In a recent blog I told you about a study of more than 1.2 million women in the UK that concluded that alcohol consumption may account for nearly 13% of all breast, liver, rectal, and upper digestive tract cancers in women. The study found that even relatively small amounts of alcohol appear to raise cancer risk. But, what about wine? Does it carry the same risk?
More Information:
Canada’s CBC News reports that investigators at the Fred Hutchinson Center in Seattle claim “there’s apparently no difference between drinking red or white when it comes to wine’s effect on breast cancer rates – and both appear to have a negative impact.” 
Lead investigator Polly Newcomb, PhD, MPH, explained, “The general evidence is that alcohol consumption overall increases breast-cancer risk.”
In my previous blog, last week, I talked about a team of scientists who said that they “found even one drink a day could increase a woman’s risk of developing cancer.” HealthDay noted that according to that study, published online in the Journal of the National Cancer Institute, “for every additional drink consumed per day, there are about 15 extra cases of cancer diagnosed for every 1,000 women under age 75, and that most of those cancers are breast cancer.” 
But would “wine type” make “a difference in breast cancer risk?” 
To answer that, the “researchers enrolled 6,327 women between the ages of 20 and 69 who had been diagnosed with invasive breast cancer, and 7,558 women without cancer to serve as a control group.” 
All of the women were from Wisconsin, Massachusetts (excluding Boston), and New Hampshire.
While “82 percent of women in both groups reported drinking in the prior year, breast cancer cases were 24 percent more likely to drink 14 or more alcoholic beverages per week after multivariable adjustment,” MedPage Today reported.
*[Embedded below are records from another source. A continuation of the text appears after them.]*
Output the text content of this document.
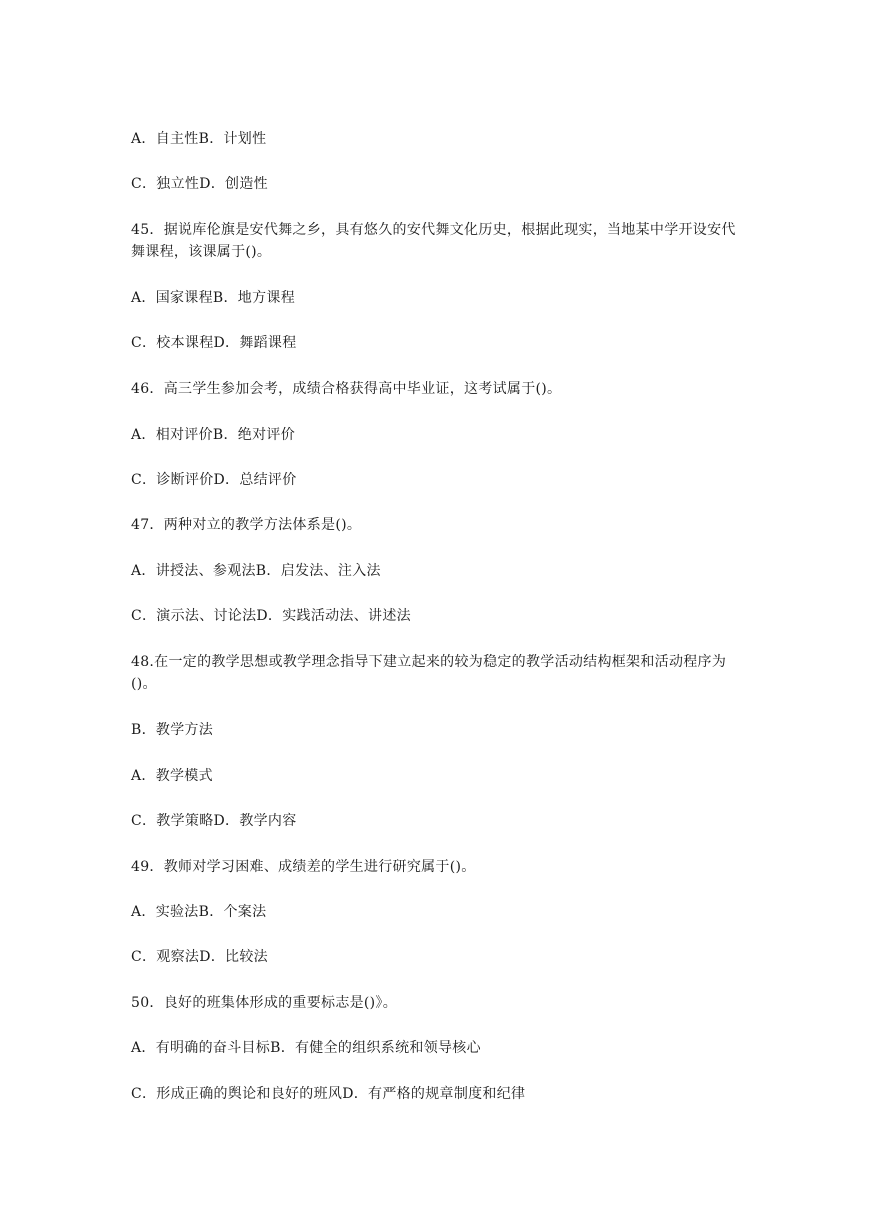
A．自主性B．计划性
C．独立性D．创造性
45．据说库伦旗是安代舞之乡，具有悠久的安代舞文化历史，根据此现实，当地某中学开设安代舞课程，该课属于()。
A．国家课程B．地方课程
C．校本课程D．舞蹈课程
46．高三学生参加会考，成绩合格获得高中毕业证，这考试属于()。
A．相对评价B．绝对评价
C．诊断评价D．总结评价
47．两种对立的教学方法体系是()。
A．讲授法、参观法B．启发法、注入法
C．演示法、讨论法D．实践活动法、讲述法
48.在一定的教学思想或教学理念指导下建立起来的较为稳定的教学活动结构框架和活动程序为()。
B．教学方法
A．教学模式
C．教学策略D．教学内容
49．教师对学习困难、成绩差的学生进行研究属于()。
A．实验法B．个案法
C．观察法D．比较法
50．良好的班集体形成的重要标志是()》。
A．有明确的奋斗目标B．有健全的组织系统和领导核心
C．形成正确的舆论和良好的班风D．有严格的规章制度和纪律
And, “this risk appeared limited to postmenopausal women.” 
Investigators also noted that “although higher intake of all types of alcohol tended to increase risk, the only significant association was with liquor which appeared to be driving the overall association.” 
But “wine did not increase breast cancer risk significantly overall or in the highest consumption group for 14 or more glasses per week versus nondrinkers.” 
And, “neither red nor white wine were significant risks, either incrementally or at the highest consumption levels.” 
WebMD also covered the story and noted, “Researchers say this was one of the largest studies of its kind to examine the relationship between wine and breast cancer, and the results suggest neither red nor white wine is related to breast cancer.”
So, although there is significant concern that, according to one editorial, “there is no level of alcohol consumption that can be considered safe,” it may be that white or red white may not increase breast cancer risk while conferring some cardiovascular benefits.
Perhaps the final word can be found in the guidelines from organizations including the American Heart Association and American Cancer Society that recommend no more than two drinks a day for men and no more than one a day for women. 
This study may encourage women who have a freedom in the area of alcohol to make that drink a glass of wine.